Сестры пили чай, настоянный на травах, раскрыв единственное окошечко, затянутое бычьим пузырем. Светлее стало в избушке. И на душе, вроде, посветлело. Сестренка тараторила без умолку, рассказывая свои девчоночьи новости.
— Дяди Павла Мишка меня щапотницей обозвал, так я его вздула, а Нюшка Ерашова меня да Павлика дяди Никодима женихом да невестой дражнила, я ее догнала, ох и надрала за волосья…

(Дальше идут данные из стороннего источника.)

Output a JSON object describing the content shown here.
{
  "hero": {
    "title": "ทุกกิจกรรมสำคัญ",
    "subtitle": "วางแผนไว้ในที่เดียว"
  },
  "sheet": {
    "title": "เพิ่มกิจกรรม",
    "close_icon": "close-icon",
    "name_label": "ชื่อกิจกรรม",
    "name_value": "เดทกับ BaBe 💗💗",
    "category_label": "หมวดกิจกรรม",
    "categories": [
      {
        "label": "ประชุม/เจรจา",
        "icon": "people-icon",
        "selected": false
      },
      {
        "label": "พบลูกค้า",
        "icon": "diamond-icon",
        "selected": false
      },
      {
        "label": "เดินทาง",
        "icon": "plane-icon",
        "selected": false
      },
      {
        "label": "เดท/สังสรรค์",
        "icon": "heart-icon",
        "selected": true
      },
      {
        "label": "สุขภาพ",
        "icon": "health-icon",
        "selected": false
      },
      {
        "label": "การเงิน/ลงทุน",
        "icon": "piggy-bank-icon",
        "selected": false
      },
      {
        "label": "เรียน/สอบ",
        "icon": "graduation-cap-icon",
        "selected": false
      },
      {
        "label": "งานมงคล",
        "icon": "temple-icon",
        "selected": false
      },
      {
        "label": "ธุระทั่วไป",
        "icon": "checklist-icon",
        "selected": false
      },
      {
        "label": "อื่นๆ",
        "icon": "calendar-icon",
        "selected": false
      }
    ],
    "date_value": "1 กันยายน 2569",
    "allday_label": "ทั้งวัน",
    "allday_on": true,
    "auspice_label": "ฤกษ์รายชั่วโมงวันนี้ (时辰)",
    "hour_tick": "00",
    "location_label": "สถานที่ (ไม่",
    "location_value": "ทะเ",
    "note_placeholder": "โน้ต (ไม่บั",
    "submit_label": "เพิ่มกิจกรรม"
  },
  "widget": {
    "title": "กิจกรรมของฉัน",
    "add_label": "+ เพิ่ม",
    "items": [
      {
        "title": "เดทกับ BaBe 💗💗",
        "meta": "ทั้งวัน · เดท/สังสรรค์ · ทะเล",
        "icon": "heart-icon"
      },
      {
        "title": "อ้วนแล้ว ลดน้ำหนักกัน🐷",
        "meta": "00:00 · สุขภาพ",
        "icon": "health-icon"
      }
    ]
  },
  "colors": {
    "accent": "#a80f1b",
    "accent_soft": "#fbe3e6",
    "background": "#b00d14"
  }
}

Валентина слушала ее и думала о своем. Бедовая растет девчонка, верткая-юркая, сорви-голова, атаманша. Местным мальчишкам не уступает, дерется, как лешачонок. Не то, что Валентина, она-то в детстве послухмяная была, из маменькой воли не выходила. Да и как посамовольничашь, коли мать выпускала ее со двора в поле рожь жать и на шею колокольчик вешала, а сама потом выходила во двор, прикладывала ладонь к уху и, насторожившись, слушала, звенит ли колокольчик, работает ли дочь, не сбегла ли куда с парнями. И чуть что — ковыляла на больных ногах к полоске, грозя палкой. Ох, было бы немало ссор у маменьки со своевольной Анюткой, коли маменька жива была да жили бы они в отчем доме. Теперь вот не надерется много Анютка, нет у нее защитника, он сам дерется где-то за царя-батюшку, ох, и где же ты, Феденька? А заневестится Анютка, замуж отдавать надо будет, а за кого? Да главное — с чем? Из чего приданое девке справлять? Бают в народе, что девка без приданого, что лошадь без уздечки…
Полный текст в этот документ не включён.